À ce titre, les propos de Pierre Ferracci, président du Groupe ALPHA, dans un échange particulièrement passionnant avec Richard MICHEL, ont été éclairants : « Rien ne pouvait aboutir avec 4 mois d’un conclave cadenassé par le gouvernement qui, au bout de 6 semaines, a verrouillé le recul de l’âge de départ à 64 ans. L’exécutif devrait au contraire laisser les partenaires sociaux avancer, notamment sur les critères de pénibilité dont quatre ont été supprimés par le gouvernement. Quant à la capitalisation, si elle existe déjà dans les grands groupes, il faut l’étendre un peu, sans supprimer bien sûr notre système la répartition. Nous connaissons un énorme problème de productivité: on n’investit pas assez en recherche et développement, il n’y a pas assez d’efforts sur la formation et l’élévation des compétences. Il faut réindustrialiser le pays ! », Richard MICHEL ajoutant : « on s’interroge sur le dessein du gouvernement à quelques jours de la fin du conclave, avec le rapport du COR paru 5 jours avant, agitant le chiffon rouge des 66 ans  et la grande conférence sociale par le Président sur une TVA sociale très peu populaire ».

Laurent Escure, secrétaire général de l’UNSA, a choisi d’intervenir sur les perspectives communes de la démocratie sociale et de l’intérêt général, en saluant dans un premier temps ces Rencontres qui démontrent que le dialogue social réussi est encore possible ! « Il faut trouver de nouvelles sources de financement pour la protection sociale, l’optimisme peut être retrouvé dans les moments les plus difficiles et les grands sujets ne peuvent pas être découplés de l’avenir.
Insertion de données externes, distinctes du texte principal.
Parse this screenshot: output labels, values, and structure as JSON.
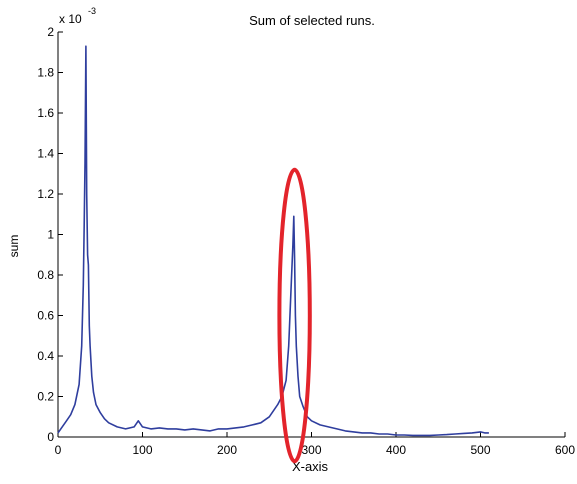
{
  "chart_data": {
    "type": "line",
    "title": "Sum of selected runs.",
    "xlabel": "X-axis",
    "ylabel": "sum",
    "y_exponent_label": "x 10",
    "y_exponent_power": "-3",
    "xlim": [
      0,
      600
    ],
    "ylim": [
      0,
      2
    ],
    "x_ticks": [
      0,
      100,
      200,
      300,
      400,
      500,
      600
    ],
    "y_ticks": [
      0,
      0.2,
      0.4,
      0.6,
      0.8,
      1,
      1.2,
      1.4,
      1.6,
      1.8,
      2
    ],
    "x_tick_labels": [
      "0",
      "100",
      "200",
      "300",
      "400",
      "500",
      "600"
    ],
    "y_tick_labels": [
      "0",
      "0.2",
      "0.4",
      "0.6",
      "0.8",
      "1",
      "1.2",
      "1.4",
      "1.6",
      "1.8",
      "2"
    ],
    "grid": false,
    "line_color": "#2f3e9e",
    "highlight_color": "#e3242b",
    "series": [
      {
        "x": [
          0,
          5,
          10,
          15,
          20,
          25,
          28,
          30,
          31,
          32,
          33,
          34,
          35,
          36,
          37,
          38,
          40,
          42,
          45,
          50,
          55,
          60,
          70,
          80,
          90,
          95,
          100,
          110,
          120,
          130,
          140,
          150,
          160,
          170,
          180,
          190,
          200,
          210,
          220,
          230,
          240,
          250,
          255,
          260,
          265,
          270,
          273,
          276,
          278,
          279,
          280,
          281,
          282,
          284,
          286,
          290,
          295,
          300,
          310,
          320,
          330,
          340,
          350,
          360,
          370,
          380,
          390,
          400,
          410,
          420,
          430,
          440,
          450,
          460,
          470,
          480,
          490,
          500,
          505,
          510
        ],
        "values": [
          0.02,
          0.05,
          0.08,
          0.11,
          0.16,
          0.26,
          0.45,
          0.75,
          1.05,
          1.35,
          1.93,
          1.2,
          0.9,
          0.85,
          0.55,
          0.45,
          0.3,
          0.22,
          0.16,
          0.12,
          0.09,
          0.07,
          0.05,
          0.04,
          0.05,
          0.08,
          0.05,
          0.04,
          0.045,
          0.04,
          0.04,
          0.035,
          0.04,
          0.035,
          0.03,
          0.04,
          0.04,
          0.045,
          0.05,
          0.06,
          0.07,
          0.1,
          0.13,
          0.16,
          0.2,
          0.28,
          0.45,
          0.75,
          0.95,
          1.09,
          0.88,
          0.6,
          0.45,
          0.3,
          0.2,
          0.15,
          0.1,
          0.08,
          0.06,
          0.05,
          0.04,
          0.03,
          0.025,
          0.02,
          0.02,
          0.015,
          0.015,
          0.01,
          0.01,
          0.008,
          0.008,
          0.008,
          0.01,
          0.012,
          0.015,
          0.018,
          0.02,
          0.025,
          0.02,
          0.02
        ]
      }
    ],
    "highlight_ellipse": {
      "cx": 280,
      "cy": 0.6,
      "rx": 18,
      "ry": 0.72
    }
  }
}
Il faut faire le pari du long terme. Il faut construire l’avenir du pays et de la jeunesse en sortant des égoïsmes, dans la solidarité pour sauver notre pacte social. Les entreprises ne peuvent demander des aides sans contribuer. Le sens de l’Etat, c’est la démocratie sociale ! ».

Jean-Michel Blanquer, ancien ministre, dans une autre très belle carte blanche, estime que « le sujet des retraites est à articuler avec la réussite collective et la démographie de notre pays. La transition écologique, l’industrialisation, la répartition des richesses sur nos territoires réclament un vrai dialogue social qui est un point d’entrée indispensable d’un cercle vertueux, celui d’un pays tourné vers le futur, avec optimisme, en visant constamment l’intérêt général. Le dialogue social, c’est ce qui fait nation ! Il faut partir des bonnes pratiques de dialogue social comme l’a fait remarquablement Béatrice de Lavalette avec ses 47 accords signés localement, les porter et les diffuser tels de beaux exemples inspirants. Le dialogue social est un point d’entrée du cercle vertueux ! ».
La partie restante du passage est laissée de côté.